A prova da existência da união estável, seguindo a lei 8.212/91 da Seguridade Social, é realizada mediante alguns documentos, tais como, certidão de casamento de filho em comum, declaração de imposto de renda no qual o companheiro conste como dependente, testamento no qual esteja previsto a união estável, o companheiro ser dependente em plano de saúde, atos da vida civil em comum (viagens, comemorações etc) e outros.
E quando a união estável não tiver sido formalizada em escritura pública ou contrato particular com a eleição do regime de bens, o artigo 1.725 do Código Civil estabelece que o regime de bens será o de comunhão parcial.

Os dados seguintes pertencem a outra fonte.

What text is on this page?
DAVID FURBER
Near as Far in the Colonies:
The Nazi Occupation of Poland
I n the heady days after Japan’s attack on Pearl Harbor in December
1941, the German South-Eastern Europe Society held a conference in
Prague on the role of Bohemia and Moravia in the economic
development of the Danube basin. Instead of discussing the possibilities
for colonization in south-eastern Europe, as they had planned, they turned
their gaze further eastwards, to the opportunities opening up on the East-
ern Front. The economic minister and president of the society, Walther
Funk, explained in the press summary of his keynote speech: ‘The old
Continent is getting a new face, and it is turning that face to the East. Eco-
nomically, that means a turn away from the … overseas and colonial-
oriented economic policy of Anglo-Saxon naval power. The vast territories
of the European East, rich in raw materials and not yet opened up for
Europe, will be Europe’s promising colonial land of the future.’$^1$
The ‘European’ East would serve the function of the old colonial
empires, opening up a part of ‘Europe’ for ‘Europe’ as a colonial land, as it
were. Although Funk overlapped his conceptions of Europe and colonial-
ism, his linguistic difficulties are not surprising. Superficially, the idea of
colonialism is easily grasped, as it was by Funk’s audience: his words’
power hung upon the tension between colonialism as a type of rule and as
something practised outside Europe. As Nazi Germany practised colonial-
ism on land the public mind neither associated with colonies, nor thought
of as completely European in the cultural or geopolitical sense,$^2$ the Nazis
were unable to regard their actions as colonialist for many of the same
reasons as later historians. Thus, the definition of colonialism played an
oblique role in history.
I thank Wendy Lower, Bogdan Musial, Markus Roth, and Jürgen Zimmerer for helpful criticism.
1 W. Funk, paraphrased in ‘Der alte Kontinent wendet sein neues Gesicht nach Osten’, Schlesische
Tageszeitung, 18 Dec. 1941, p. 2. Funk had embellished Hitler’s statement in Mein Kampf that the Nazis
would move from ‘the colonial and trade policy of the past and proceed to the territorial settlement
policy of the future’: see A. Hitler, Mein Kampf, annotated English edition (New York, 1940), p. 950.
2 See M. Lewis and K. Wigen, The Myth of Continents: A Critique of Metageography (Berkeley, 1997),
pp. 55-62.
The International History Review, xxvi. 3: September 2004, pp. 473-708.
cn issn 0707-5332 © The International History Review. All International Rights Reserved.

O STJ, apesar do Código Civil fazer distinção da sucessão na união estável (artigo 1.790) e da sucessão no casamento (artigo 1.829), tinha entendimento de aplicar às uniões estáveis os direitos previstos no Código Civil para o casamento. E a discussão foi finalizada com o recente julgamento do recurso com repercussão geral (RE 878.694), que discutia a validade destes artigos do Código Civil (1.790 e 1.829) que atribuem direitos sucessórios distintos para o cônjuge e para o companheiro, que definiu que – para fins de herança – o casamento e a união estável deve ser tratados da mesma forma, sem distinção.
Portanto, no caso de um dos cônjuges ter mais de 70 (setenta) anos, o regime da união estável será obrigatoriamente o da separação total de bens, conforme previsão do artigo 1.641 do Código Civil.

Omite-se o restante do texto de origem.